I've been working on a wedding gift for my daughter and her fiancé.  It is coming along.  So far I've got about 150 hours into this quilt. Cutting and piecing the blocks and I have started sewing the rows together.  I probably have another 10 -12 hours to finish up the rows and cutting and sewing the borders and binding.   Then it will go to Lorna, my best friend and quilting superstar.  She will quilt it and probably sew the binding on.  Big project- definitely a labor of love.

I love sewing quilts.  I have been giving them away as gifts.  I've had several wedding this last year and new baby's... hahaha new baby.... that reminds me of a comedians skit about new baby cards ... as opposed to old babies.... anyway.... back on track. Quilting has been very therapeutic for me.

I'm getting ready for my nephews visit.  He is going to spend 2 weeks with us.  And we have quite a few activities planned for the time while he is here.  A baseball game, an art museum, the rock and roll hall of fame, some camping, and the Ark and Creation Museum, biking and kayaking.  So 2 weeks will go by fast!

We have been doing some house repairs and updates.  Some long overdo.  So that's going to be nice.  New cordless blinds a couple new doors and maybe new gutters.  Right now the gutters are so bad that they are ruining my flower beds when we get a good rain..... too much water too fast and hard.  So I'm excited at the prospect of that improvement. And I can do some planting afterward.  Lots of work to do all the time.  But it's all good.  We try to keep busy and when I'm busy I'm more productive and much happier.

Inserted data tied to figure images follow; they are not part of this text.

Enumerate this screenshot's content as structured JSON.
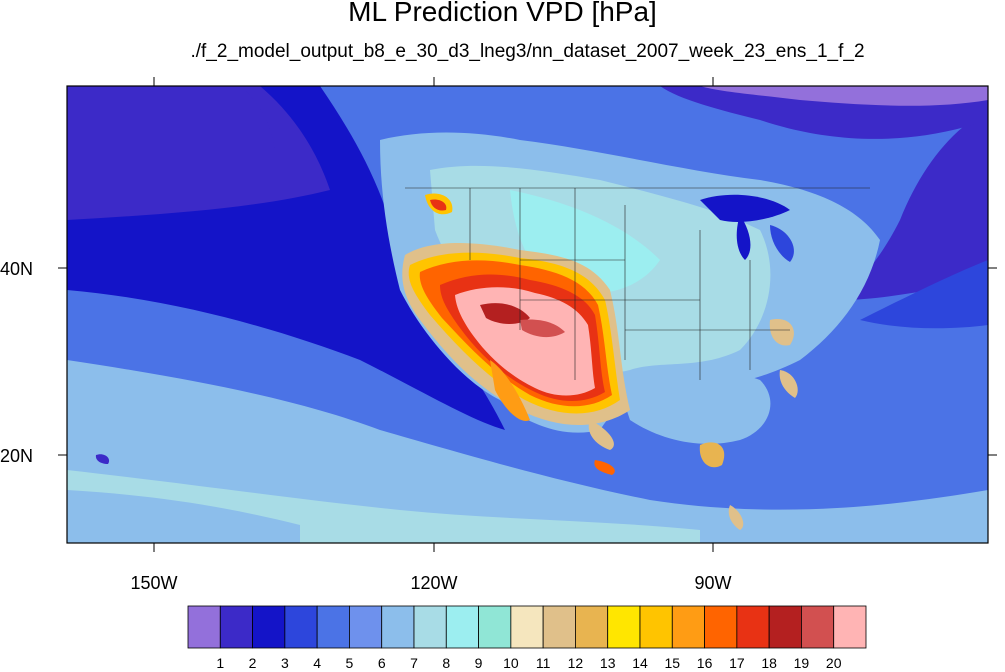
{
  "title": "ML Prediction VPD [hPa]",
  "subtitle": "./f_2_model_output_b8_e_30_d3_lneg3/nn_dataset_2007_week_23_ens_1_f_2",
  "map": {
    "lon_labels": [
      "150W",
      "120W",
      "90W"
    ],
    "lat_labels": [
      "40N",
      "20N"
    ]
  },
  "colorbar": {
    "labels": [
      "1",
      "2",
      "3",
      "4",
      "5",
      "6",
      "7",
      "8",
      "9",
      "10",
      "11",
      "12",
      "13",
      "14",
      "15",
      "16",
      "17",
      "18",
      "19",
      "20"
    ],
    "colors": [
      "#9370db",
      "#3c2ac8",
      "#1414c8",
      "#2d46dc",
      "#4b73e6",
      "#6e91ed",
      "#8cbeeb",
      "#a8dce6",
      "#9ceef0",
      "#90e6d6",
      "#f5e6be",
      "#e0c08a",
      "#e8b450",
      "#ffe600",
      "#ffc400",
      "#ff9c14",
      "#ff6400",
      "#e83214",
      "#b42020",
      "#d25050",
      "#ffb4b4"
    ]
  }
}
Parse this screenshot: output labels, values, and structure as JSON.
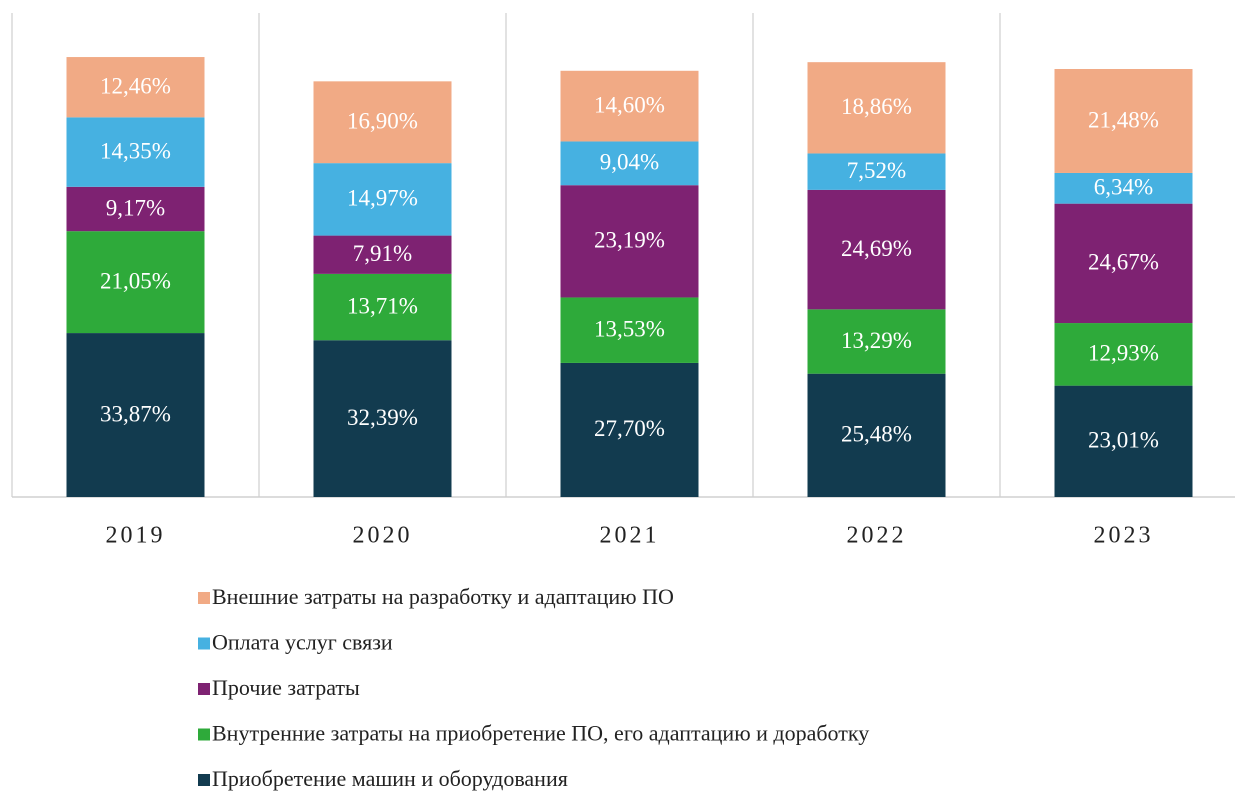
{
  "chart_data": {
    "type": "stacked_bar",
    "categories": [
      "2019",
      "2020",
      "2021",
      "2022",
      "2023"
    ],
    "ylim": [
      0,
      100
    ],
    "series": [
      {
        "name": "Приобретение машин и оборудования",
        "color": "#123b4f",
        "values": [
          33.87,
          32.39,
          27.7,
          25.48,
          23.01
        ],
        "value_labels": [
          "33,87%",
          "32,39%",
          "27,70%",
          "25,48%",
          "23,01%"
        ]
      },
      {
        "name": "Внутренние затраты на приобретение ПО, его адаптацию и доработку",
        "color": "#2eaa3a",
        "values": [
          21.05,
          13.71,
          13.53,
          13.29,
          12.93
        ],
        "value_labels": [
          "21,05%",
          "13,71%",
          "13,53%",
          "13,29%",
          "12,93%"
        ]
      },
      {
        "name": "Прочие затраты",
        "color": "#7e2272",
        "values": [
          9.17,
          7.91,
          23.19,
          24.69,
          24.67
        ],
        "value_labels": [
          "9,17%",
          "7,91%",
          "23,19%",
          "24,69%",
          "24,67%"
        ]
      },
      {
        "name": "Оплата услуг связи",
        "color": "#46b1e1",
        "values": [
          14.35,
          14.97,
          9.04,
          7.52,
          6.34
        ],
        "value_labels": [
          "14,35%",
          "14,97%",
          "9,04%",
          "7,52%",
          "6,34%"
        ]
      },
      {
        "name": "Внешние затраты на разработку и адаптацию ПО",
        "color": "#f1aa85",
        "values": [
          12.46,
          16.9,
          14.6,
          18.86,
          21.48
        ],
        "value_labels": [
          "12,46%",
          "16,90%",
          "14,60%",
          "18,86%",
          "21,48%"
        ]
      }
    ]
  }
}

So that's what's up.  I think it's important to focus only on the positive things in life.  If you are reading this,  my prayer is that God will bless you with peace and comfort today.


Saturday, May 12, 2018

Less Funky

Saturday night... tomorrow is Mother'sDay.... first one without my mom.... weird.... I should have sent cards to my sisters... I meant to and I didn't.... I still haven't sent out my thank you notes... maybe I will get them done tomorrow.

I have a headache tonight so I wasn't very productive tonight. But today,  I did get my Purple Hop Quilt assembled and the binding made.  I also got a package packed to send to Lorna with the backing for EQ2 and the Purple Hop and some fun things for her.... and it is mailed.

It was a lovely day but rain was expected and for the next week!  So we went for a bike ride and it was great.  The thing about the motorcycle is when your out zooming along it's a sensory experience.  Today the lilacs were amazingly fragrant... the wind was blowing us around a bit, but the birds were enjoying the wind.  I enjoyed watching them as they soared high.

The Gardenia I received was struggling.  After repotting it and worrying over the yellow leaves that were appearing, it may be coming out of its funk.  There's a spot on the front porch for it, but the temps are still dipping into the 50s or lower so I've been bringing it in at night.  Hopefully it will pull through.

I woke up early, to sew, to get that stuff in the mail by noon.  Success.  But tonight I'm fading fast.

Hahaha, this was a backwards post... today was a good day. Maybe like the Gardenia, I will soon get out of my funk.  Thankful for my family and hopeful for the changes on the horizon.... expected and unexpected.